BOGOTA - Agence France-Presse
In this Nov. 18, 2008 file photo, Mexican writer Carlos Fuentes, left, embraces Colombian author Gabriel Garcia Marquez during a round table discussion on Fuentes' work at the UNAM national university in Mexico City. (AP Photo/Dario Lopez-Mills, File)
The head of a foundation created by Colombian Nobel
literature laureate Gabriel Garcia Marquez on Monday refuted claims from the author's brother that he is suffering from dementia.
"I will not argue or comment on interpretations of Gabo's private affairs and health, but I assert there is no medical diagnosis of senile dementia," the director of the New Journalism Foundation, Jaime Abello, wrote on Twitter.
"Please, enough messages of solidarity: Gabo is not insane. He's just an elderly person who has lost a bit of memory. I still have the pleasure of being his friend," he added.
The New Journalism Foundation was founded in 1994 in the Colombian resort city of Cartagena.
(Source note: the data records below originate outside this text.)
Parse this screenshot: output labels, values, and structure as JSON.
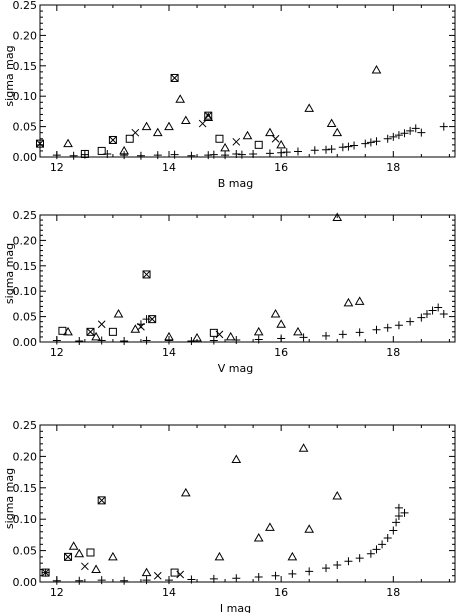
{
  "chart_data": [
    {
      "type": "scatter",
      "xlabel": "B mag",
      "ylabel": "sigma mag",
      "xlim": [
        11.7,
        19.1
      ],
      "ylim": [
        0,
        0.25
      ],
      "xticks": [
        "12",
        "14",
        "16",
        "18"
      ],
      "yticks": [
        "0.00",
        "0.05",
        "0.10",
        "0.15",
        "0.20",
        "0.25"
      ],
      "series": [
        {
          "marker": "plus",
          "values": [
            [
              11.7,
              0.02
            ],
            [
              12.0,
              0.003
            ],
            [
              12.3,
              0.002
            ],
            [
              12.5,
              0.004
            ],
            [
              12.9,
              0.005
            ],
            [
              13.2,
              0.003
            ],
            [
              13.5,
              0.002
            ],
            [
              13.8,
              0.003
            ],
            [
              14.1,
              0.004
            ],
            [
              14.4,
              0.002
            ],
            [
              14.7,
              0.003
            ],
            [
              15.0,
              0.003
            ],
            [
              15.3,
              0.004
            ],
            [
              15.5,
              0.005
            ],
            [
              15.8,
              0.006
            ],
            [
              16.0,
              0.007
            ],
            [
              16.3,
              0.009
            ],
            [
              16.6,
              0.011
            ],
            [
              16.9,
              0.013
            ],
            [
              17.1,
              0.016
            ],
            [
              17.3,
              0.019
            ],
            [
              17.5,
              0.022
            ],
            [
              17.7,
              0.026
            ],
            [
              17.9,
              0.03
            ],
            [
              18.0,
              0.033
            ],
            [
              18.1,
              0.036
            ],
            [
              18.2,
              0.039
            ],
            [
              18.3,
              0.043
            ],
            [
              18.4,
              0.047
            ],
            [
              18.5,
              0.04
            ],
            [
              18.9,
              0.05
            ],
            [
              14.8,
              0.004
            ],
            [
              15.2,
              0.005
            ],
            [
              16.1,
              0.008
            ],
            [
              16.8,
              0.012
            ],
            [
              17.2,
              0.017
            ],
            [
              17.6,
              0.024
            ]
          ]
        },
        {
          "marker": "triangle",
          "values": [
            [
              12.2,
              0.022
            ],
            [
              13.2,
              0.01
            ],
            [
              13.6,
              0.05
            ],
            [
              13.8,
              0.04
            ],
            [
              14.0,
              0.05
            ],
            [
              14.2,
              0.095
            ],
            [
              14.3,
              0.06
            ],
            [
              14.7,
              0.065
            ],
            [
              15.0,
              0.015
            ],
            [
              15.4,
              0.035
            ],
            [
              15.8,
              0.04
            ],
            [
              16.0,
              0.02
            ],
            [
              16.5,
              0.08
            ],
            [
              16.9,
              0.055
            ],
            [
              17.0,
              0.04
            ],
            [
              17.7,
              0.143
            ]
          ]
        },
        {
          "marker": "square",
          "values": [
            [
              11.7,
              0.022
            ],
            [
              12.5,
              0.005
            ],
            [
              12.8,
              0.01
            ],
            [
              13.0,
              0.028
            ],
            [
              13.3,
              0.03
            ],
            [
              14.1,
              0.13
            ],
            [
              14.7,
              0.068
            ],
            [
              14.9,
              0.03
            ],
            [
              15.6,
              0.02
            ]
          ]
        },
        {
          "marker": "cross",
          "values": [
            [
              11.7,
              0.022
            ],
            [
              13.0,
              0.028
            ],
            [
              13.4,
              0.04
            ],
            [
              14.1,
              0.13
            ],
            [
              14.6,
              0.055
            ],
            [
              14.7,
              0.068
            ],
            [
              15.2,
              0.025
            ],
            [
              15.9,
              0.03
            ]
          ]
        }
      ]
    },
    {
      "type": "scatter",
      "xlabel": "V mag",
      "ylabel": "sigma mag",
      "xlim": [
        11.7,
        19.1
      ],
      "ylim": [
        0,
        0.25
      ],
      "xticks": [
        "12",
        "14",
        "16",
        "18"
      ],
      "yticks": [
        "0.00",
        "0.05",
        "0.10",
        "0.15",
        "0.20",
        "0.25"
      ],
      "series": [
        {
          "marker": "plus",
          "values": [
            [
              12.0,
              0.003
            ],
            [
              12.4,
              0.002
            ],
            [
              12.8,
              0.003
            ],
            [
              13.2,
              0.002
            ],
            [
              13.6,
              0.003
            ],
            [
              14.0,
              0.003
            ],
            [
              14.4,
              0.002
            ],
            [
              14.8,
              0.003
            ],
            [
              15.2,
              0.004
            ],
            [
              15.6,
              0.005
            ],
            [
              16.0,
              0.007
            ],
            [
              16.4,
              0.009
            ],
            [
              16.8,
              0.012
            ],
            [
              17.1,
              0.015
            ],
            [
              17.4,
              0.019
            ],
            [
              17.7,
              0.024
            ],
            [
              17.9,
              0.028
            ],
            [
              18.1,
              0.033
            ],
            [
              18.3,
              0.04
            ],
            [
              18.5,
              0.048
            ],
            [
              18.6,
              0.055
            ],
            [
              18.7,
              0.062
            ],
            [
              18.8,
              0.068
            ],
            [
              18.9,
              0.055
            ],
            [
              13.5,
              0.035
            ],
            [
              13.6,
              0.045
            ]
          ]
        },
        {
          "marker": "triangle",
          "values": [
            [
              12.2,
              0.02
            ],
            [
              12.7,
              0.01
            ],
            [
              13.1,
              0.055
            ],
            [
              13.4,
              0.025
            ],
            [
              14.0,
              0.01
            ],
            [
              14.5,
              0.008
            ],
            [
              15.1,
              0.01
            ],
            [
              15.6,
              0.02
            ],
            [
              15.9,
              0.055
            ],
            [
              16.0,
              0.035
            ],
            [
              16.3,
              0.02
            ],
            [
              17.0,
              0.245
            ],
            [
              17.2,
              0.077
            ],
            [
              17.4,
              0.08
            ]
          ]
        },
        {
          "marker": "square",
          "values": [
            [
              12.1,
              0.022
            ],
            [
              12.6,
              0.02
            ],
            [
              13.0,
              0.02
            ],
            [
              13.6,
              0.133
            ],
            [
              13.7,
              0.045
            ],
            [
              14.8,
              0.018
            ]
          ]
        },
        {
          "marker": "cross",
          "values": [
            [
              12.6,
              0.02
            ],
            [
              12.8,
              0.035
            ],
            [
              13.6,
              0.133
            ],
            [
              13.7,
              0.045
            ],
            [
              13.5,
              0.03
            ],
            [
              14.9,
              0.015
            ]
          ]
        }
      ]
    },
    {
      "type": "scatter",
      "xlabel": "I mag",
      "ylabel": "sigma mag",
      "xlim": [
        11.7,
        19.1
      ],
      "ylim": [
        0,
        0.25
      ],
      "xticks": [
        "12",
        "14",
        "16",
        "18"
      ],
      "yticks": [
        "0.00",
        "0.05",
        "0.10",
        "0.15",
        "0.20",
        "0.25"
      ],
      "series": [
        {
          "marker": "plus",
          "values": [
            [
              11.8,
              0.015
            ],
            [
              12.0,
              0.002
            ],
            [
              12.4,
              0.002
            ],
            [
              12.8,
              0.003
            ],
            [
              13.2,
              0.002
            ],
            [
              13.6,
              0.003
            ],
            [
              14.0,
              0.003
            ],
            [
              14.4,
              0.004
            ],
            [
              14.8,
              0.005
            ],
            [
              15.2,
              0.006
            ],
            [
              15.6,
              0.008
            ],
            [
              15.9,
              0.01
            ],
            [
              16.2,
              0.013
            ],
            [
              16.5,
              0.017
            ],
            [
              16.8,
              0.022
            ],
            [
              17.0,
              0.027
            ],
            [
              17.2,
              0.033
            ],
            [
              17.4,
              0.038
            ],
            [
              17.6,
              0.045
            ],
            [
              17.7,
              0.052
            ],
            [
              17.8,
              0.06
            ],
            [
              17.9,
              0.07
            ],
            [
              18.0,
              0.082
            ],
            [
              18.05,
              0.095
            ],
            [
              18.1,
              0.105
            ],
            [
              18.2,
              0.11
            ],
            [
              18.1,
              0.118
            ]
          ]
        },
        {
          "marker": "triangle",
          "values": [
            [
              12.3,
              0.057
            ],
            [
              12.4,
              0.045
            ],
            [
              12.7,
              0.02
            ],
            [
              13.0,
              0.04
            ],
            [
              13.6,
              0.015
            ],
            [
              14.3,
              0.142
            ],
            [
              14.9,
              0.04
            ],
            [
              15.2,
              0.195
            ],
            [
              15.6,
              0.07
            ],
            [
              15.8,
              0.087
            ],
            [
              16.2,
              0.04
            ],
            [
              16.4,
              0.213
            ],
            [
              16.5,
              0.084
            ],
            [
              17.0,
              0.137
            ]
          ]
        },
        {
          "marker": "square",
          "values": [
            [
              11.8,
              0.015
            ],
            [
              12.2,
              0.04
            ],
            [
              12.6,
              0.047
            ],
            [
              12.8,
              0.13
            ],
            [
              14.1,
              0.015
            ]
          ]
        },
        {
          "marker": "cross",
          "values": [
            [
              11.8,
              0.015
            ],
            [
              12.2,
              0.04
            ],
            [
              12.5,
              0.025
            ],
            [
              12.8,
              0.13
            ],
            [
              13.8,
              0.01
            ],
            [
              14.2,
              0.012
            ]
          ]
        }
      ]
    }
  ]
}
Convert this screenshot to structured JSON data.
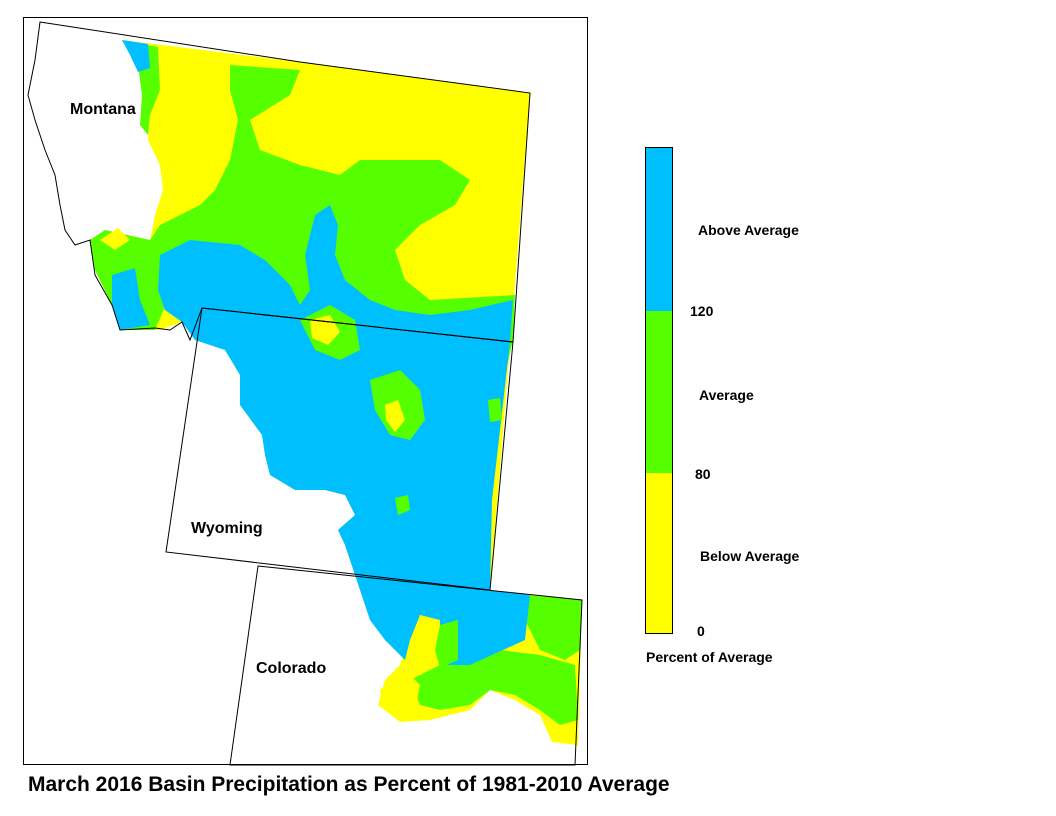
{
  "title": "March 2016 Basin Precipitation as Percent of 1981-2010 Average",
  "states": {
    "montana": "Montana",
    "wyoming": "Wyoming",
    "colorado": "Colorado"
  },
  "legend": {
    "categories": [
      {
        "label": "Above Average",
        "color": "#00bfff",
        "range": "above 120"
      },
      {
        "label": "Average",
        "color": "#55ff00",
        "range": "80-120"
      },
      {
        "label": "Below Average",
        "color": "#ffff00",
        "range": "0-80"
      }
    ],
    "breaks": [
      "120",
      "80",
      "0"
    ],
    "caption": "Percent of Average"
  }
}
The 85-year-old author's brother Jaime Garcia Marquez told Mexican newspaper El Universal in an interview published online last week that the 1982 Nobel
winner is suffering from "senile dementia."
"What he has are some memory issues; in our family, we all end up with senile dementia. I am starting to get some of the onset complications and he already is in the throes of it," said Jaime Garcia Marquez.
Weakened by cancer, Gabriel Garcia Marquez did not resume writing after his latest novel, "Memories of My Melancholy Whores," in 2004. This year marks the 30th anniversary since Garcia Marquez received the Nobel
Prize for Literature. "One Hundred Years of Solitude", his tale of a troubled family living in the imaginary village of Macondo in the 19th and 20th centuries, has been translated into 35 languages. The book has sold 30 million copies worldwide.